A coating according to claim 9, characterized in that it is one for an implantable device, said implantable device being intended for use in the body of an individual.

11. Device which comes into contact with body fluids and in particular blood, in particular implantable device, characterized in that on the surface of CFHR protein, functional derivative or functional fragment thereof has been applied.

12. A pharmaceutical composition comprising functional CFHR protein in combination with functional factor H and optionally with other pharmaceutically acceptable diluents, carriers and excipients.

13. A pharmaceutical composition according to claim 12 comprising functional CFHR1 protein.

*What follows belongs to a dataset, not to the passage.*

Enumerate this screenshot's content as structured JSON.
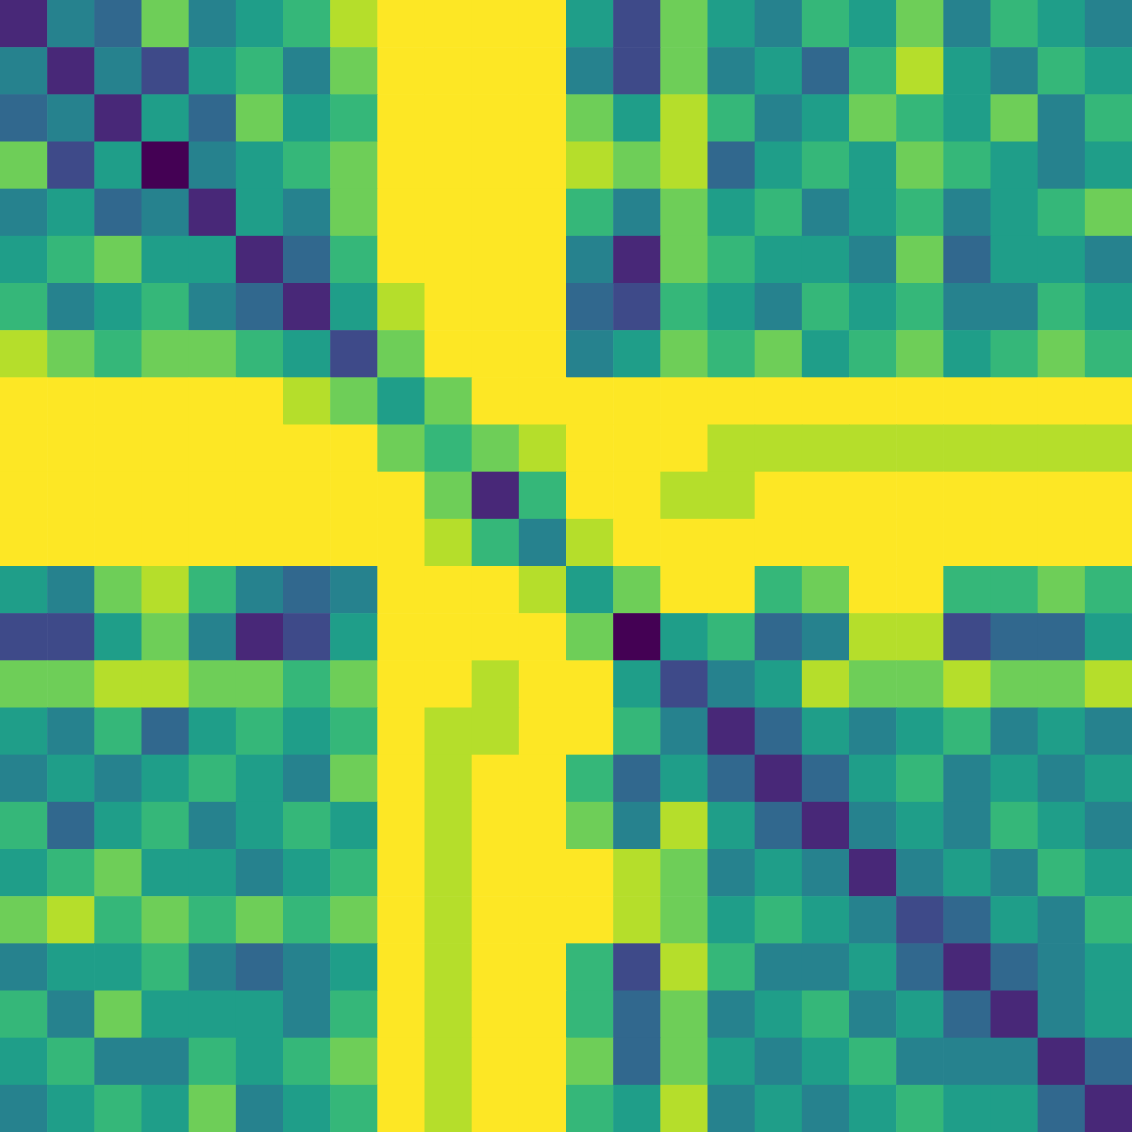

Monoclonal antibody which specifically detects a CFHR protein immunohistochemically and immuno-biochemically and is capable of specific binding to human CFHR, in particular CFHR1 protein, wherein the monoclonal antibody has the same properties as the monoclonal antibody

Antibody of the hybridoma cell line JHD-7. 10. 1 deposited under the Budapest Treaty at DSMZ, Braunschweig, Germany, DSM ACC 2978.

The monoclonal antibody of claim 14 which is capable of specific binding to human CFHR protein, wherein the monoclonal antibody reacts with the same epitope of the human CFHR protein as the monoclonal antibody derived from the hybridoma cell line JHD-7. 10. 1 deposited under DSMZ ₁ Braunschweig, DSM ACC 2978, according to the Budapest Treaty.

16. A monoclonal antibody according to any one of claims 14 or 15, characterized in that it does not react with the complement factor H.

17. A hybridoma cell line expressing a monoclonal antibody according to any one of claims 14 to 16.

18. A method for the determination of CFHR molecules, in particular of CFHR1 protein, in body fluids, comprising the step of incubating a sample to be tested with a monoclonal antibody according to any one of claims 14 to 16 and determination of antibody-bound CFHR molecules.

The method of claim 18 for determining CFHR1 content in a body fluid of an individual for the diagnosis of hemolytic uremic syndrome, age-related macular degeneration, or membranous proliferative glomerulonephritis and other inflammatory kidney diseases.

20. The method of claim 20 for the diagnosis of hemolytic uremic syndrome further comprising the step of determining autoantibodies in a body fluid of the subject.

21. The method according to any one of claims 18 to 20, wherein the body fluid is blood, plasma or serum.